15 Research Lab

Benchmark: AI Agent Action Gating Response Times

15 Research Lab · 2026-02-13

Benchmark: AI Agent Action Gating Response Times

A persistent concern about adding safety layers to AI agents is performance overhead. If action gating adds hundreds of milliseconds per tool call, it compounds across multi-step tasks and degrades user experience. To provide concrete data, 15 Research Lab designed a benchmark measuring the latency cost of action gating across different safety tools and action categories.

The headline result: well-implemented action gating adds sub-millisecond overhead. The bottleneck in any agent pipeline is LLM inference, not safety evaluation.

Benchmark Environment

We tested three configurations:

  • No gating (baseline): actions dispatched directly to the OS
  • SafeClaw by Authensor: deny-by-default policy engine with 28 allowlist rules
  • Custom regex-based filter: a hand-written middleware that matches action parameters against regex patterns (representative of ad-hoc safety implementations)
  • Results

    Overall Latency (All Action Types Combined)

    | Configuration | Median | p95 | p99 | Max |

    |---|---|---|---|---|

    | No gating (baseline) | 0.02 ms | 0.04 ms | 0.07 ms | 0.31 ms |

    | SafeClaw | 0.31 ms | 0.58 ms | 0.82 ms | 1.94 ms |

    | Custom regex filter | 0.89 ms | 4.12 ms | 12.7 ms | 247 ms |

    SafeClaw's median overhead was 0.29 ms above baseline. The custom regex filter was nearly 3x slower at median and exhibited a long tail, with p99 latency reaching 12.7 ms due to catastrophic backtracking on complex shell command strings.

    Latency by Action Category

    | Category | SafeClaw Median | SafeClaw p99 | Regex Median | Regex p99 |

    |---|---|---|---|---|

    | File operations | 0.28 ms | 0.71 ms | 0.52 ms | 3.8 ms |

    | Network requests | 0.34 ms | 0.89 ms | 1.21 ms | 18.4 ms |

    | Shell commands | 0.33 ms | 0.91 ms | 1.44 ms | 247 ms |

    Shell commands showed the largest divergence. Shell command strings are highly variable in structure, and regex-based matching struggles with the combinatorial complexity. SafeClaw's policy engine uses a structured evaluation approach rather than pattern matching against raw strings, which keeps latency consistent regardless of input complexity.

    Context: Where Does Gating Latency Sit in the Pipeline?

    To understand whether gating overhead matters in practice, we measured end-to-end task execution time for a representative multi-step task (summarize a directory of files and write a report):

    | Pipeline Stage | Time |

    |---|---|

    | LLM inference (per step) | 800 - 2,400 ms |

    | Tool execution (file I/O, network) | 5 - 500 ms |

    | Action gating (SafeClaw) | 0.3 - 0.9 ms |

    | Agent framework overhead | 1 - 3 ms |

    Action gating represents approximately 0.01 - 0.03% of total pipeline latency. Even in a 20-step task, the cumulative gating overhead with SafeClaw is under 20 ms, which is imperceptible to users and negligible compared to a single LLM call.
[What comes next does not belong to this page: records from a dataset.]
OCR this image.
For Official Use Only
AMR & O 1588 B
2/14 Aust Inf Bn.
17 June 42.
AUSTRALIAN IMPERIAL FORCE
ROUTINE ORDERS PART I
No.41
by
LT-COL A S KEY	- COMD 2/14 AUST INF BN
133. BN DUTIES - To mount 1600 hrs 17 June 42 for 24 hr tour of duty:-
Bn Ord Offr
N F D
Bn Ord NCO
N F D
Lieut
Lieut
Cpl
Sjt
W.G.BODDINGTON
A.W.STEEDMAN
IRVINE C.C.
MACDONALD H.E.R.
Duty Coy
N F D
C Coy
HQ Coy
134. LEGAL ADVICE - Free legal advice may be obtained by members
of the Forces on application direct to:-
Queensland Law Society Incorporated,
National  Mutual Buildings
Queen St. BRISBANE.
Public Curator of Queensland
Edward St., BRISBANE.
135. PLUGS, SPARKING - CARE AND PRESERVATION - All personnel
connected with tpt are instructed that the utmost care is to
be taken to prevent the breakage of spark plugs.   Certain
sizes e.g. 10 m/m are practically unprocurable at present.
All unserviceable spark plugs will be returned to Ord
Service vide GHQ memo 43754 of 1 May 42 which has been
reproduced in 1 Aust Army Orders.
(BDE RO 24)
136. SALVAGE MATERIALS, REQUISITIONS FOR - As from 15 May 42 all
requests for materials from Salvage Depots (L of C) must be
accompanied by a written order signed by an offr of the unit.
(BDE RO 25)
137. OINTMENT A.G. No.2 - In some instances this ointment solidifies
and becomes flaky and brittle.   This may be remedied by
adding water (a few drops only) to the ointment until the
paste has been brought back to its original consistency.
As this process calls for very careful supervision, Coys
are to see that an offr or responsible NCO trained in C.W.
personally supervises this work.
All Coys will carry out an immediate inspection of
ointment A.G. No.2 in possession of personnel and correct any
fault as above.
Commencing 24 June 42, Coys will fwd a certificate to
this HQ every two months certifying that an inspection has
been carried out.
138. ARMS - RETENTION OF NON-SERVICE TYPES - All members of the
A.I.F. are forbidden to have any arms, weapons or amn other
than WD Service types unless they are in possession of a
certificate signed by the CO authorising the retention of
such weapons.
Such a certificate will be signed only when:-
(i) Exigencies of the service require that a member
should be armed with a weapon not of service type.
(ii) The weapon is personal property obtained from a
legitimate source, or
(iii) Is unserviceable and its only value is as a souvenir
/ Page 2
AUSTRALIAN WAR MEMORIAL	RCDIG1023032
    Why Custom Implementations Underperform

    The regex-based filter's poor tail latency deserves explanation, because this pattern is extremely common in production. Many teams implement safety checks as string-matching middleware: "if the shell command contains rm, block it."

    This approach has two problems:

  • Performance: Regex engines are not designed for the adversarial case. An agent influenced by a prompt injection will produce action strings specifically crafted to be unusual. Unusual inputs are where regex performance degrades.
  • Correctness: String matching is trivially bypassed. rm can be obfuscated as r""m, invoked through a script, or replaced with equivalent commands like unlink or shred. A purpose-built policy engine evaluates the semantic action, not the string representation.
  • SafeClaw's policy engine architecture avoids both pitfalls by evaluating structured action descriptors against a compiled rule set, providing both consistent performance and semantic correctness.

    Recommendations

  • Do not build your own action gating with regex. The tail latency and correctness problems are well-documented. Use a purpose-built tool.
  • Sub-millisecond gating is achievable. There is no performance justification for skipping action gating. The overhead is negligible relative to LLM inference.
  • Measure p99, not just median. Tail latency is where safety tools most impact user experience, and where poorly designed implementations are exposed.
  • Benchmark in your environment. Our results are reproducible; the SafeClaw repository includes the benchmark harness we used.
  • Performance is not a valid reason to deploy AI agents without action gating. The data is clear: well-engineered safety adds effectively zero cost.

    Benchmark methodology and raw data are available from 15 Research Lab upon request.